Cynthia Noland Dunbar is an attorney, author and public speaker and is frequently seen on Fox & Friends. A former elected member of the Texas State Board of Education, she currently is an Assistant Professor of Law at Liberty University School of Law and teaches on our Constitutional and common law heritage.
While I find no fault with these arguments, my approach is more fundamental: the Preamble affirms that the Constitution was adopted to establish Justice and secure the blessings of Liberty, neither of which can coexist with insanity. Therefore, no constitutional provision may properly be interpreted so as to countenance any manifestation of insanity, which is surely what “same sex marraige” is.
FF&C has also been invoked by opponents of state legislation requiring documentary proof of eligibility for presidential candidates for ballot placement.
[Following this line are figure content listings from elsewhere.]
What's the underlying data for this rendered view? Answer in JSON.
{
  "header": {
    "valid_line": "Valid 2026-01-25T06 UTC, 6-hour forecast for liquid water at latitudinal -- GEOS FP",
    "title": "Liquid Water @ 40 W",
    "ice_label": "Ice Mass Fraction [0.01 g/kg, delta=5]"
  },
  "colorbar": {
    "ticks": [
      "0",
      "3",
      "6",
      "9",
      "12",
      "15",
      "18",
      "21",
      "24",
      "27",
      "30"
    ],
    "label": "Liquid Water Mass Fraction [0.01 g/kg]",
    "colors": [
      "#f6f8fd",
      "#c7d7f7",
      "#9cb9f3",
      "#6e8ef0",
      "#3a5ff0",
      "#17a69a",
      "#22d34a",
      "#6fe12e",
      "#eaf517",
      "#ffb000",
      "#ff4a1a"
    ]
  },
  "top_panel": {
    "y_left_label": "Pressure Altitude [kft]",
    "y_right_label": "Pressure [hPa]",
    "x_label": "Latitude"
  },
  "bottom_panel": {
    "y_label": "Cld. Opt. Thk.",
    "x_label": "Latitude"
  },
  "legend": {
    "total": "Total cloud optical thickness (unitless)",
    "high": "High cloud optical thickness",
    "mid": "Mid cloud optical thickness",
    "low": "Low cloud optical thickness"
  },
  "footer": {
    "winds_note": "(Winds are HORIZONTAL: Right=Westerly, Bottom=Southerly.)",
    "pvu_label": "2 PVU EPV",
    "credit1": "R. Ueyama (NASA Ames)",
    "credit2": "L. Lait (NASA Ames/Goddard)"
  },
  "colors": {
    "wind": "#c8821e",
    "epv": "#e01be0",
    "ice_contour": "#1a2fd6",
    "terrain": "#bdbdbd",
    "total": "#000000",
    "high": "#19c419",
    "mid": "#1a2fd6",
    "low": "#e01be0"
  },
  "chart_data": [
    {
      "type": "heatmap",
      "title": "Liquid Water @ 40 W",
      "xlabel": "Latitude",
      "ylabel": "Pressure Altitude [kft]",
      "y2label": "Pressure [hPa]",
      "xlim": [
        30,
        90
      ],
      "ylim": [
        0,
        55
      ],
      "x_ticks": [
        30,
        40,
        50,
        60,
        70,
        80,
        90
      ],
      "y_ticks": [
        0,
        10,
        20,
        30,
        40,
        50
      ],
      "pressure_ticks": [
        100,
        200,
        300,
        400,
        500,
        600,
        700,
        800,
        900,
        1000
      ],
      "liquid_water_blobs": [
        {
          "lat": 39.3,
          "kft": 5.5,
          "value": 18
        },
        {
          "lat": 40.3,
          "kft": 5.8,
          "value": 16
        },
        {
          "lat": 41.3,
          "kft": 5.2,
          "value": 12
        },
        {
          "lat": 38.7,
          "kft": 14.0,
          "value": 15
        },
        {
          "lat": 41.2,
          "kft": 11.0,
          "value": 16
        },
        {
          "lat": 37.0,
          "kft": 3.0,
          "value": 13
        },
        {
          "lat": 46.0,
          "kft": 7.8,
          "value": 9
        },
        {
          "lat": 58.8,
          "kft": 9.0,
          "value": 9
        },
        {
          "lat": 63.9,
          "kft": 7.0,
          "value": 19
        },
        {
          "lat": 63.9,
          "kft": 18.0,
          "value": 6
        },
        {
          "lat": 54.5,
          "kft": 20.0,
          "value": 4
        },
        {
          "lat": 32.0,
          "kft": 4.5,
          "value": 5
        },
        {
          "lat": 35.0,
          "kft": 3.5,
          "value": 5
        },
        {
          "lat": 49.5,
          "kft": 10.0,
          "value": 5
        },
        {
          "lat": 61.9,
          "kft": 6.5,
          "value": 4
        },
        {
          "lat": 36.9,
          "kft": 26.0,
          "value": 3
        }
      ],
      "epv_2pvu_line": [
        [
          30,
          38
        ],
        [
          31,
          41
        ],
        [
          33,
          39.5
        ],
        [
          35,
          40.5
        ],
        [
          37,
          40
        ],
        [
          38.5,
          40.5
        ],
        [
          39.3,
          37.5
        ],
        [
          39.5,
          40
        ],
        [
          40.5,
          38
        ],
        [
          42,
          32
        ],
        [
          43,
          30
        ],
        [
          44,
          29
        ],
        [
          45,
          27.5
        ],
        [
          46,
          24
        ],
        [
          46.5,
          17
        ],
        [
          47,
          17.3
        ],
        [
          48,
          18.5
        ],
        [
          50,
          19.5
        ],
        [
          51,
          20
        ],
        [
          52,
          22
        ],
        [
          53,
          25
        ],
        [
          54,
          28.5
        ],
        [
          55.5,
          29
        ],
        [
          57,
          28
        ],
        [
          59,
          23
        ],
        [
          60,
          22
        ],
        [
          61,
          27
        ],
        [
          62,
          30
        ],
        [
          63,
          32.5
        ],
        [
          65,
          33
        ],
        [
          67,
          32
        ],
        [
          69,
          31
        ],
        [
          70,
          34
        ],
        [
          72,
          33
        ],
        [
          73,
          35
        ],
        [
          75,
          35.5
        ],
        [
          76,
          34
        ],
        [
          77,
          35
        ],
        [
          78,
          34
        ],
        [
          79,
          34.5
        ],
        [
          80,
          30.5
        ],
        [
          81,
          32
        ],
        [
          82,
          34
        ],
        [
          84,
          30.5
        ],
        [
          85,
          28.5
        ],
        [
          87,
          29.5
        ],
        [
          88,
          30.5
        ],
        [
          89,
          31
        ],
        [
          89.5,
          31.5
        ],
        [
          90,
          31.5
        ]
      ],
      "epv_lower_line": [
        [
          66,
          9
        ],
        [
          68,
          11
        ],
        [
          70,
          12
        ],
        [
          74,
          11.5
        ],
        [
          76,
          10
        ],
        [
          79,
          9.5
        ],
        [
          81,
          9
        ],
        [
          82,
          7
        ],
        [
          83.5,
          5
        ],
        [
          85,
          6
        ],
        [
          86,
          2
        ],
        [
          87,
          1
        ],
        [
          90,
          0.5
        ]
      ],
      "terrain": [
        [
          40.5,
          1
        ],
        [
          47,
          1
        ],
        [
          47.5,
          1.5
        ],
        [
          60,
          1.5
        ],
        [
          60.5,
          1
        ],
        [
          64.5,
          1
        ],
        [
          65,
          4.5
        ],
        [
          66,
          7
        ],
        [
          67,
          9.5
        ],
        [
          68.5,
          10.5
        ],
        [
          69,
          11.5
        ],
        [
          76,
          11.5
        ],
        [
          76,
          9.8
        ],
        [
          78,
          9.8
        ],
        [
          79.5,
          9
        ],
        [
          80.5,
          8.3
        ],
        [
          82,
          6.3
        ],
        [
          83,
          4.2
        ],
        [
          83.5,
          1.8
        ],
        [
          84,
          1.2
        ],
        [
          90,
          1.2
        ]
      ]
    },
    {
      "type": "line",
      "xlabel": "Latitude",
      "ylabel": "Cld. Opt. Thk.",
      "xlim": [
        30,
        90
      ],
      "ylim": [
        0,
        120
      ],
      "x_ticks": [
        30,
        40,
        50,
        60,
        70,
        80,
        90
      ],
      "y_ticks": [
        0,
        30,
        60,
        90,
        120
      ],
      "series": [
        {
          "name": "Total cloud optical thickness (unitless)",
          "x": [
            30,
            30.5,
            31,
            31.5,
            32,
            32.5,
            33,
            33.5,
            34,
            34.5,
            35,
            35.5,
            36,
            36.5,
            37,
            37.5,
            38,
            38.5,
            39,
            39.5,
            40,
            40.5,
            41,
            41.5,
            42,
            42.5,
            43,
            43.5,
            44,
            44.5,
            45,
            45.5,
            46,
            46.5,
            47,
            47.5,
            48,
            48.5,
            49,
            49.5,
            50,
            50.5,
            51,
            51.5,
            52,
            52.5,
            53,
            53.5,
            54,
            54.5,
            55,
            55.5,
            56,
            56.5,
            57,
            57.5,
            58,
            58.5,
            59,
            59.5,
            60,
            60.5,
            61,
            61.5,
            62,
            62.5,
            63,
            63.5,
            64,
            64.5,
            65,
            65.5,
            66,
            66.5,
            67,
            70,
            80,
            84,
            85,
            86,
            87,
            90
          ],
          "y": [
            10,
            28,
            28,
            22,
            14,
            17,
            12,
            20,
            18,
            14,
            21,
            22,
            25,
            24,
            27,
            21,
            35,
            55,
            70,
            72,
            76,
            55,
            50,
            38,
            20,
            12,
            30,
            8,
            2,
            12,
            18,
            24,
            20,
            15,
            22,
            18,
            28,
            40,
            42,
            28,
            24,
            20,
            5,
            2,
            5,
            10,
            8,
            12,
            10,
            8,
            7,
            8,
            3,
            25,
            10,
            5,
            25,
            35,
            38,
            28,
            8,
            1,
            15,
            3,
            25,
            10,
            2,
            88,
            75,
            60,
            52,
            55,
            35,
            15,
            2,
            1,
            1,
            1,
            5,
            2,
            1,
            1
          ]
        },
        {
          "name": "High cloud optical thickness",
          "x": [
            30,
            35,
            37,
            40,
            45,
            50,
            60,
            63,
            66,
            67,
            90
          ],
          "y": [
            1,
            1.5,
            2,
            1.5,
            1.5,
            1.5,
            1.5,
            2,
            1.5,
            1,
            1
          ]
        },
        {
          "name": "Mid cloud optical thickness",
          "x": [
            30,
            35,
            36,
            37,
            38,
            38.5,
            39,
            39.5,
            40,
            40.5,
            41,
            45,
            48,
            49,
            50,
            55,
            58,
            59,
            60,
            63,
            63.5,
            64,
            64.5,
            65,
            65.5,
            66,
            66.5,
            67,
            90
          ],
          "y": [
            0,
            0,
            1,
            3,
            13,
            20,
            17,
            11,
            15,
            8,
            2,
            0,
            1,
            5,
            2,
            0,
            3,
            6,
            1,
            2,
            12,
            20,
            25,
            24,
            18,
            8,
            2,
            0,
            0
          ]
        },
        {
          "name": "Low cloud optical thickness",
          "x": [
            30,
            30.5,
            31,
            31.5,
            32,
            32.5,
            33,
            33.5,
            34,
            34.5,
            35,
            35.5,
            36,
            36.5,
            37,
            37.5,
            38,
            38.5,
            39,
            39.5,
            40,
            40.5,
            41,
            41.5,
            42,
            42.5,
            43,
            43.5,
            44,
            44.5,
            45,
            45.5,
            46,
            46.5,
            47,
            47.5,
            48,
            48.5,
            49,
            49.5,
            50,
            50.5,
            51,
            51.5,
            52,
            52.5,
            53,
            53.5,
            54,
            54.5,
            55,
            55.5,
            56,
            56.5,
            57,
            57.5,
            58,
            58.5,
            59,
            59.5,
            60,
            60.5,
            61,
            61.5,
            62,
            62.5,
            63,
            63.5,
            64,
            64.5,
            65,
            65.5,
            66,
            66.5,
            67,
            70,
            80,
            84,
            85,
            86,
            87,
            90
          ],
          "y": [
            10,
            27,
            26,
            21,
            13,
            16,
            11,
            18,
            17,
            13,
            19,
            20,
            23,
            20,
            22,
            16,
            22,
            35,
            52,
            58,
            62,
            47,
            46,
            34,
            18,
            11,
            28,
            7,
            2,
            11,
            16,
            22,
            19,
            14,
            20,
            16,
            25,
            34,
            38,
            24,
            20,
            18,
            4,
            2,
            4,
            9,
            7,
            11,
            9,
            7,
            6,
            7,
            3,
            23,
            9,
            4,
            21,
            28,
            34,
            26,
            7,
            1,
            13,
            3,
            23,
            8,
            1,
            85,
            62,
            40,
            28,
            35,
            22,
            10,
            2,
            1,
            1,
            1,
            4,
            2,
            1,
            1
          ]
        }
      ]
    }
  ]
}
The claim is that this clause effectively requires every state to accept whatever document the state of the candidate’s birth chooses to offer. However, as I see it, the clause was intended to apply to states acting in their capacity as sovereigns, whereas such legislation would be adopted in pursuance of the A2 eligibility clause; i.e., the state would be acting on constitutional authority rather than its own.
I agree that the constitution should not “be interpreted so as to countenance any manifestation of insanity.” However, it appears that many times the SCOTUS has been willing to take license with the plain language of the Constitution to create such things as “fundamental rights of privacy” from things like “penumbras of emanations.” It is really difficult to see how we can have implied rights within a document of enumerated powers; such a concept is patently illogical.
I was at the 4th Circuit Court of Appeals today for the oral argument on the constitutionality of Obamacare under the commerce clause. It is rather alarming that the Federal Government could take the position that the only activity one must commit in order to fall under Federal Government regulation of commerce is simply “inactivity.” If that is the holding, the Court might as well admit its goal is to grant to the Federal Government absolutely no limits to its authority.